Courses/AI & ML/Transformers & LLMs

Lesson 12 • Intermediate

Transformers & Large Language Models

By the end of this lesson you'll be able to explain — and hand-compute — the self-attention mechanism that powers ChatGPT, BERT, and every modern language model.

What You'll Learn in This Lesson

✓What self-attention is, using the Query / Key / Value intuition
✓How to compute a scaled dot-product attention score by hand
✓Why softmax turns raw scores into weights that sum to 1.0
✓What multi-head attention adds, and why several heads help
✓Why positional encoding gives a sequence its word order
✓How a transformer block stacks attention, a feed-forward net, residuals, and layernorm — and how encoders differ from decoders

Before you start: It helps to have finished Lesson 11: Natural Language Processing so you're comfortable with tokens and word embeddings (turning words into number vectors).

🗣️ Real-World Analogy: Focusing Attention in a Conversation

Picture yourself at a noisy dinner table. Someone says "can you pass it?" To understand "it", you don't weigh every word equally — you instinctively focus on the salt someone mentioned a moment ago and mostly ignore the unrelated chatter.
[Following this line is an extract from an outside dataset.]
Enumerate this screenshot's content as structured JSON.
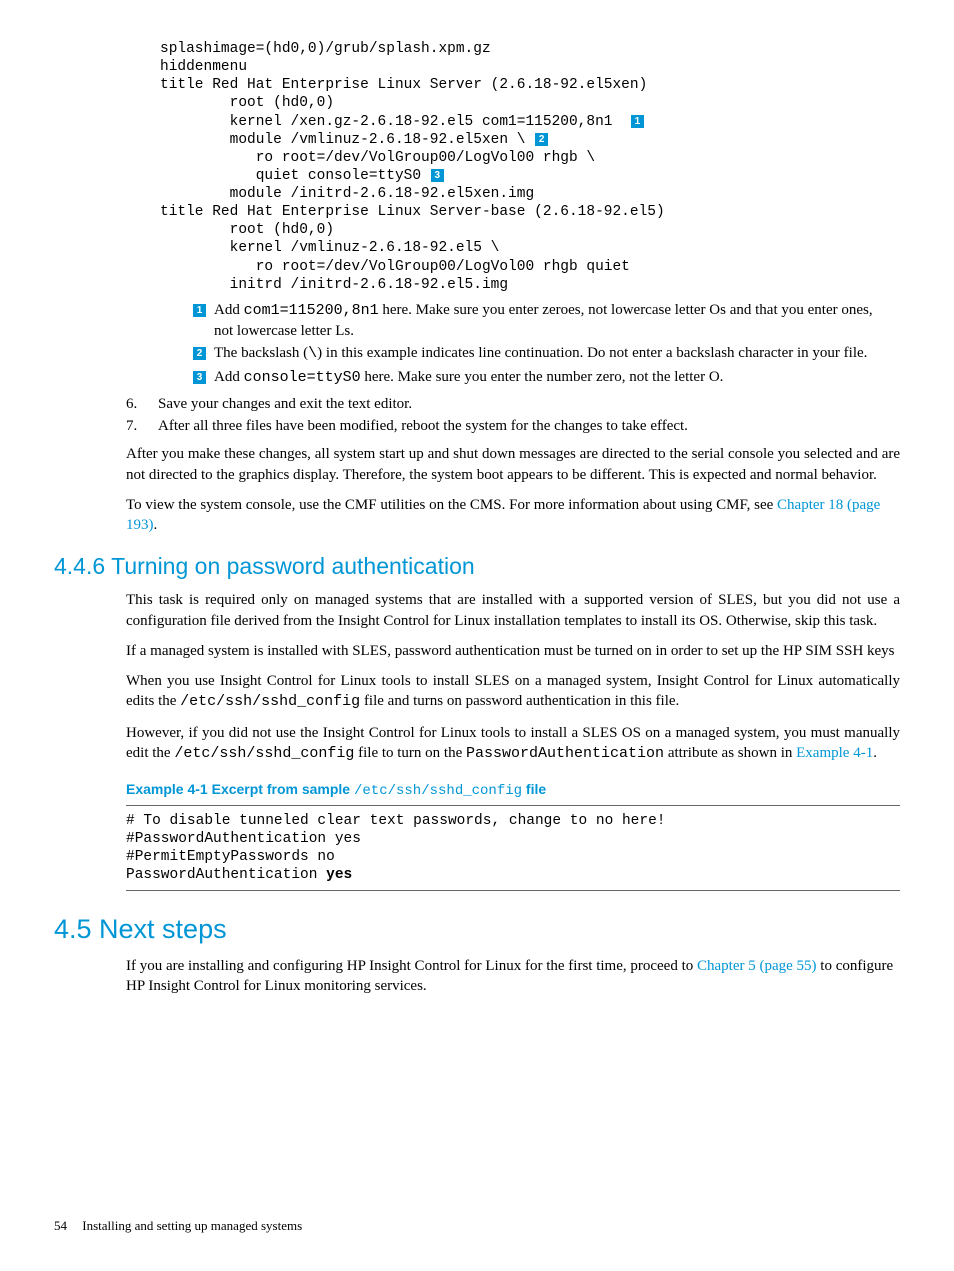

Self-attention does exactly this. For each word, the model asks "which other words should I focus on to understand this one?" It hands out a budget of attention — a lot to the few words that matter, a little to the rest — and the budget always adds up to 100%. That is the whole idea you'll build piece by piece below.

1Self-Attention — Query, Key, and Value

Every token (word piece) is turned into three vectors. A Query is what the token is looking for. A Key is what each token advertises about itself. A Value is the actual information a token carries.

To work out how much word A should attend to word B, you compare A's Query with B's Key. The comparison is a dot product — multiply the matching numbers and add them up. A bigger dot product means a better match, so more attention.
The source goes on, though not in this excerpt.